New Delhi– A day after reporting adulteration in the honey sold by major brands in the country, the Centre for Science and Environment (CSE) on Thursday said any claim by these companies of meeting all Indian standards “holds limited value” and was “jugglery” of language.
The CSE was responding to statements by Dabur and Patanjali claiming that the honey sold by them meets all domestic testing standards.
“That is what we have been saying—that the business of adulteration is sophisticated. The Indian labs testing for parameters set by the FSSAI could not detect this evolved adulteration,” the environment watchdog said.
“We have also noted that Dabur is constantly changing the language on its claims regarding NMR tests. In earlier advertisements, it has said ‘NMR tested, pure honey’; as of today—after the release of the CSE investigation—Dabur is claiming ‘source NMR tested’,” said CSE director general Sunita Narain.
“Is this jugglery another attempt to confuse the consumer?” she asked.
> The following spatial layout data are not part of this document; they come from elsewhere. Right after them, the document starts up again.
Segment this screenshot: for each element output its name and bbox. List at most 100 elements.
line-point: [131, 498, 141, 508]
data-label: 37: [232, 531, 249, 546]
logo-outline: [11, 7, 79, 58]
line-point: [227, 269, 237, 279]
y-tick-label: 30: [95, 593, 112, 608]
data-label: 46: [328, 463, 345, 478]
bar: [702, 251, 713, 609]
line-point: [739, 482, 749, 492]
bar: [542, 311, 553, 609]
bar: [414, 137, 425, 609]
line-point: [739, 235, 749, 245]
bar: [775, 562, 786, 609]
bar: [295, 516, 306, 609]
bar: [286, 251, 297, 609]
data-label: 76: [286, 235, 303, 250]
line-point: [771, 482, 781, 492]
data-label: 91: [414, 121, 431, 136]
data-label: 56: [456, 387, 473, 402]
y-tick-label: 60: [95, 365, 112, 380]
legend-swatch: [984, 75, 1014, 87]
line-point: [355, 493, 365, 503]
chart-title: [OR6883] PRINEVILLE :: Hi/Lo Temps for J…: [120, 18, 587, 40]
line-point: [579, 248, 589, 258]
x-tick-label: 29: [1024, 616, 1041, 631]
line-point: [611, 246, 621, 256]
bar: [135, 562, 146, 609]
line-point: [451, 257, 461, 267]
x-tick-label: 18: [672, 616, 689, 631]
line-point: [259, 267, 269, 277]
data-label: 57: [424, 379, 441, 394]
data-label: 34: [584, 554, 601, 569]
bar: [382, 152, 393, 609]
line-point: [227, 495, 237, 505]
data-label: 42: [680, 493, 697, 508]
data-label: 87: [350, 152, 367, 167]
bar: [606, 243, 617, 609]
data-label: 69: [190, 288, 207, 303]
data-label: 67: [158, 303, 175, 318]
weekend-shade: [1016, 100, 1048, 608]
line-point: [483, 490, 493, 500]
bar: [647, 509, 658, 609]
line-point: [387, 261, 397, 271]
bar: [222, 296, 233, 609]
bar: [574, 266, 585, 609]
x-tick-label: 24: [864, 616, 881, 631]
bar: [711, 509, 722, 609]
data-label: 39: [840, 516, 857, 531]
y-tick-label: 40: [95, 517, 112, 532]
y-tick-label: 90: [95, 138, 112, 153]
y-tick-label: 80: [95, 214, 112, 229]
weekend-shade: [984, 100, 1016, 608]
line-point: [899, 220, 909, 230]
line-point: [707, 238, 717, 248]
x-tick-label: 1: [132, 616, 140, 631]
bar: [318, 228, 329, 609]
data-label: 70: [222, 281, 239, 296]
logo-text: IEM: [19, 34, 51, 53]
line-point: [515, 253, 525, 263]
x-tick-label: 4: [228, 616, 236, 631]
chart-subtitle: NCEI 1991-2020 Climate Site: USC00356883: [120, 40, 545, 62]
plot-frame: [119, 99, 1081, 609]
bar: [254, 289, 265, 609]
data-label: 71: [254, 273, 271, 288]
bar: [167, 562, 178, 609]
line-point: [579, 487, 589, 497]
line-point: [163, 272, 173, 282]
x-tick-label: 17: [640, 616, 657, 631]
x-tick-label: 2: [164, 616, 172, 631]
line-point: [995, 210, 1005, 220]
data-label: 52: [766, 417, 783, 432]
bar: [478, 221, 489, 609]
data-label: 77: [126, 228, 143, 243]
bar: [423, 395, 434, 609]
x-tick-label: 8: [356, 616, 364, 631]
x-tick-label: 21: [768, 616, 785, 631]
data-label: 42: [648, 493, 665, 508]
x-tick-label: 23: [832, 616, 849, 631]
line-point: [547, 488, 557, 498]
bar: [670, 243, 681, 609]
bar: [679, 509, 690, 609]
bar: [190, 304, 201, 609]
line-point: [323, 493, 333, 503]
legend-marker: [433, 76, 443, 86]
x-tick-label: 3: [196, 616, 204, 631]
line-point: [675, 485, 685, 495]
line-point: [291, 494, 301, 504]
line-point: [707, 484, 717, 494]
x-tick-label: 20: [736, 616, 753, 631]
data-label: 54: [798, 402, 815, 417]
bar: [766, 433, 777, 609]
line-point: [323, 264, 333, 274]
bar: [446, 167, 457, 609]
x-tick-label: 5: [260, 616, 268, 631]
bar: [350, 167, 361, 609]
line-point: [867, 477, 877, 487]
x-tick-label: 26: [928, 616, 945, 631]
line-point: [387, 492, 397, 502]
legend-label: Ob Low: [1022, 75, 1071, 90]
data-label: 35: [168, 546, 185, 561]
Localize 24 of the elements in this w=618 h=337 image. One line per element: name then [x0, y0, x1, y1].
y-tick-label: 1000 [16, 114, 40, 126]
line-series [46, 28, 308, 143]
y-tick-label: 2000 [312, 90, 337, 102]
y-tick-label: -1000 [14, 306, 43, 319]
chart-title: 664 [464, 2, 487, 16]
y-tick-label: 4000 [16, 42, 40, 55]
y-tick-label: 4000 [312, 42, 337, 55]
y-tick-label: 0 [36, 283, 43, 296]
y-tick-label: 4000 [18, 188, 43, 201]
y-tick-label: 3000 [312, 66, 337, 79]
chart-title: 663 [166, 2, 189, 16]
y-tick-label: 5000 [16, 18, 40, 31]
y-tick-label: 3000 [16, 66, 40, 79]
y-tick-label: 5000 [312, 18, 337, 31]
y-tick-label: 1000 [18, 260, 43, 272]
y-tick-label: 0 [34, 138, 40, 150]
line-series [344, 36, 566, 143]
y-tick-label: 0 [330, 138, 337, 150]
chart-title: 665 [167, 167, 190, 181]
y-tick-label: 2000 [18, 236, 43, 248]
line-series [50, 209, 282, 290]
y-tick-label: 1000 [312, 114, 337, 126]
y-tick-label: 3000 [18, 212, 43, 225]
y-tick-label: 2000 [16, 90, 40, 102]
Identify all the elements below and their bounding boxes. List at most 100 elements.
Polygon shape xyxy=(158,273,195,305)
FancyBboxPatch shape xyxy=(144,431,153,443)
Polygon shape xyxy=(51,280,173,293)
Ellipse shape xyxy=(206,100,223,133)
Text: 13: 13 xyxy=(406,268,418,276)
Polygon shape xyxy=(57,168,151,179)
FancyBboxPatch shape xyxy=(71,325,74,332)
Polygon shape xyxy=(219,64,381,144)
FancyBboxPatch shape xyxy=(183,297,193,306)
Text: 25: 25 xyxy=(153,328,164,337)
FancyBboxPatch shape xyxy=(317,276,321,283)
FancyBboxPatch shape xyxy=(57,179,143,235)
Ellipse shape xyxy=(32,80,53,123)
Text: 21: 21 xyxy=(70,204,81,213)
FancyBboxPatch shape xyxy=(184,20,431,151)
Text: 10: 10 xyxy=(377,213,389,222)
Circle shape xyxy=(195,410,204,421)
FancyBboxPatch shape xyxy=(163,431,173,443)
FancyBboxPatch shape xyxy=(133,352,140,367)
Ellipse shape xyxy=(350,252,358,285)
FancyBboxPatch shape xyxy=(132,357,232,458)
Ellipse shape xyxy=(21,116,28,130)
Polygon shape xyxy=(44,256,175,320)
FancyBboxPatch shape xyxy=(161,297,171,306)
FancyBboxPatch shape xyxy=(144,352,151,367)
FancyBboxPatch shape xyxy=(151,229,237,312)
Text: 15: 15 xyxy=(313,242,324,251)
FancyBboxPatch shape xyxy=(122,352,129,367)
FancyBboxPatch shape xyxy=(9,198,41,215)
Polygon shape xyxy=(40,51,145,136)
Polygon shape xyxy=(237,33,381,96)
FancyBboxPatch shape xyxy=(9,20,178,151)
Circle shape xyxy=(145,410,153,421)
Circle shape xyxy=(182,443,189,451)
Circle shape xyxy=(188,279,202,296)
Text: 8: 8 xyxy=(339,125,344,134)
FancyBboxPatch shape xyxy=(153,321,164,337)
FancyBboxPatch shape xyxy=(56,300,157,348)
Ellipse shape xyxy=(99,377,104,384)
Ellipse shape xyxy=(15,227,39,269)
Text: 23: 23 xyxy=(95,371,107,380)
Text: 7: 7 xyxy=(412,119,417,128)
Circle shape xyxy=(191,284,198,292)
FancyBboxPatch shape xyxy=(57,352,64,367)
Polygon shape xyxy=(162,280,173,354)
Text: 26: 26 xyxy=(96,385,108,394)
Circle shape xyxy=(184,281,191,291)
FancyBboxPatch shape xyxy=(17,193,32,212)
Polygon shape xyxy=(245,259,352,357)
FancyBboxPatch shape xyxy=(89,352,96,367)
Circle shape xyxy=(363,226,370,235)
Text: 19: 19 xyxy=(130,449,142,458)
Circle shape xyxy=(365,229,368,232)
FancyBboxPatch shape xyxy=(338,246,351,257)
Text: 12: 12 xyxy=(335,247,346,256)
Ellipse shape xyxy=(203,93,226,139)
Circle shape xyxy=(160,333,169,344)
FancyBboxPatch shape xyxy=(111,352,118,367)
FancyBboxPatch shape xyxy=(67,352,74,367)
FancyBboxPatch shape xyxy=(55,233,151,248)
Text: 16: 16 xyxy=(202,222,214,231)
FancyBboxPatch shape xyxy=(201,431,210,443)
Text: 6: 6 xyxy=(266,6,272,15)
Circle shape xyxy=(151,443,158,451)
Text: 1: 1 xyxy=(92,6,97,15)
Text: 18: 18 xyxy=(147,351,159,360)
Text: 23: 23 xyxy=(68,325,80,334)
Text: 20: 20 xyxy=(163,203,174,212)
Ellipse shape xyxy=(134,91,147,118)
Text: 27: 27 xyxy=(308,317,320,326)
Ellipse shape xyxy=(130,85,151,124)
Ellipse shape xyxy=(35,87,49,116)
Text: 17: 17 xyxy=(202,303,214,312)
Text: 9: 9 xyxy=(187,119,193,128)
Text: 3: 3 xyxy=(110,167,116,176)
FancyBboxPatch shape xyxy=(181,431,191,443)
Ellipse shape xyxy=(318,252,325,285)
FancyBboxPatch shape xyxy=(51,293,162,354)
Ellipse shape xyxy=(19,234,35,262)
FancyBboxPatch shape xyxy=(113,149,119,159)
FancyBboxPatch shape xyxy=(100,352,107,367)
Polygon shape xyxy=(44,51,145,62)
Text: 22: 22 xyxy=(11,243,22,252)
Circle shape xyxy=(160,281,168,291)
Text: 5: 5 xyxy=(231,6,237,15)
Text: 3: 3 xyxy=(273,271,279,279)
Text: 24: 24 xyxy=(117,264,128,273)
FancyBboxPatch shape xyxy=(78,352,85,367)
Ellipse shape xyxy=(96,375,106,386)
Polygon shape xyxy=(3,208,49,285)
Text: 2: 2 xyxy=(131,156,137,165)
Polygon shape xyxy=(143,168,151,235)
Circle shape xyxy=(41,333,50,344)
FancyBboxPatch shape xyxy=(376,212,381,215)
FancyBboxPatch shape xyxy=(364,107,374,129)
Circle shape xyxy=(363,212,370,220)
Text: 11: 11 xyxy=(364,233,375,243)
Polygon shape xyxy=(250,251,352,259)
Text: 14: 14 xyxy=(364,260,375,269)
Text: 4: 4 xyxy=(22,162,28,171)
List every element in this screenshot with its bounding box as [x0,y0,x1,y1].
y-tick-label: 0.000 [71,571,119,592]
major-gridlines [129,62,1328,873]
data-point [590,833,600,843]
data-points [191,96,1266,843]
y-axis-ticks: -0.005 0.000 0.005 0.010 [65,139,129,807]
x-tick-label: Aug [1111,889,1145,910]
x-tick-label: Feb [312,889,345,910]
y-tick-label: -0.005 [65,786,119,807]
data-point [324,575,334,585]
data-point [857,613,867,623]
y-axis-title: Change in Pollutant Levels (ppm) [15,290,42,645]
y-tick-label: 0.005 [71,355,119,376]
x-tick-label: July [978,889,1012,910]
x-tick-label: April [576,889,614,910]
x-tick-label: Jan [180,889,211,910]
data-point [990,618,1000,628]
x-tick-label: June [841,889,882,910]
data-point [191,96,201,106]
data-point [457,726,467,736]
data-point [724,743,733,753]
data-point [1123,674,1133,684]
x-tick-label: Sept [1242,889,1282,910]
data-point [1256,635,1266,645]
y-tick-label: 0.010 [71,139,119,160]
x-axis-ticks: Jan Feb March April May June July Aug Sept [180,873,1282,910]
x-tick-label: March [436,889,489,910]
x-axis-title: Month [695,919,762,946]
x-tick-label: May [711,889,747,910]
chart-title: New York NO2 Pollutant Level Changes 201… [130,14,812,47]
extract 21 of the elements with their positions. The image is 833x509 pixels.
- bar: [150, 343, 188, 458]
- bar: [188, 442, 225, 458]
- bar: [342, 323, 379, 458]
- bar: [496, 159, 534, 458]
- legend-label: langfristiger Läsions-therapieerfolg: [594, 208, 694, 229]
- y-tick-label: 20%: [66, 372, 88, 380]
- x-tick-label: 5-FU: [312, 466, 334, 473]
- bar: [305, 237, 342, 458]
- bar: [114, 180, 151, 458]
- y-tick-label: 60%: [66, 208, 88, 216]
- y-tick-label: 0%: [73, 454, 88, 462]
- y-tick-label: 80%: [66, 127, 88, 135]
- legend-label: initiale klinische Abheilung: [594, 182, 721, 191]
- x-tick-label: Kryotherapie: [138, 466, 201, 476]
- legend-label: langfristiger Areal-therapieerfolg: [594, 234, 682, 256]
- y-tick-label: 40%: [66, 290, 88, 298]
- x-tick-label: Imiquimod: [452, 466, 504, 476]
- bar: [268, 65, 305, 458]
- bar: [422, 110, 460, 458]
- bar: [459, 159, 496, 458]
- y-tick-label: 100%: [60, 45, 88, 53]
The Centre for Science and Environment had on Wednesday claimed that honey sold by several major brands in India has been found to be adulterated with sugar syrup.
In a study conducted by it, the CSE’s food researchers selected 13 top and smaller brands of processed and raw honey being sold in the country to check their purity. They found 77 per cent of the samples adulterated with the addition of sugar syrup.
Out of the 22 samples checked, only five passed all the tests. The CSE also specified the names of the brands.
Dabur and Patanjali were among those that failed the NMR (Nuclear Magnetic Resonance) test.
Both companies have questioned the not-for-profit environment organisation’s claims that the varieties of honey sold by them are adulterated with sugar syrup, alleging that the study seems to be motivated and aimed at maligning their brands.
The two companies also clarified that their products meet all Indian standards.
The CSE, in a statement, responded to the claims made by Dabur and Patanjali said, “Any claim of meeting all Indian standards actually holds limited value”.
“We stand by our findings. Our findings have revealed that 10 out of 13 brands have failed all tests of purity. Most of these are big brands, including Dabur. This is not only about Dabur. In fact, we have talked about how smaller brands are also adulterated,” the environment watchdog said.
The CSE further said Dabur’s claim about compliance with Indian laws comes as “no surprise”.
“The fact that samples deliberately adulterated by us by up to 50 per cent of syrups passed all Indian tests is a robust proof of this (sophisticated adulteration). So, any claim of meeting all Indian standards actually holds limited value,” it said.
The CSE further said the NMR test report available on Dabur’s website and shared with the media in support of the company’s statement is a report of the Bruker equipment/machine for NMR profiling.
On allegations of Patanjali that the move is to promote the German technology, the CSE said NMR test is being used in different parts of the world for the same reason and even the Indian government has mandated it since August 2020 for honey meant to be exported.
“So, it could be important to include such advanced testing in government testing system that can help the enforcement agencies to know if the honey sold to consumers is adulterated or not. It can also help the agencies know which companies are selling adulterated honey, which is a crime, and take required punitive action against the defaulters,” the CSE said.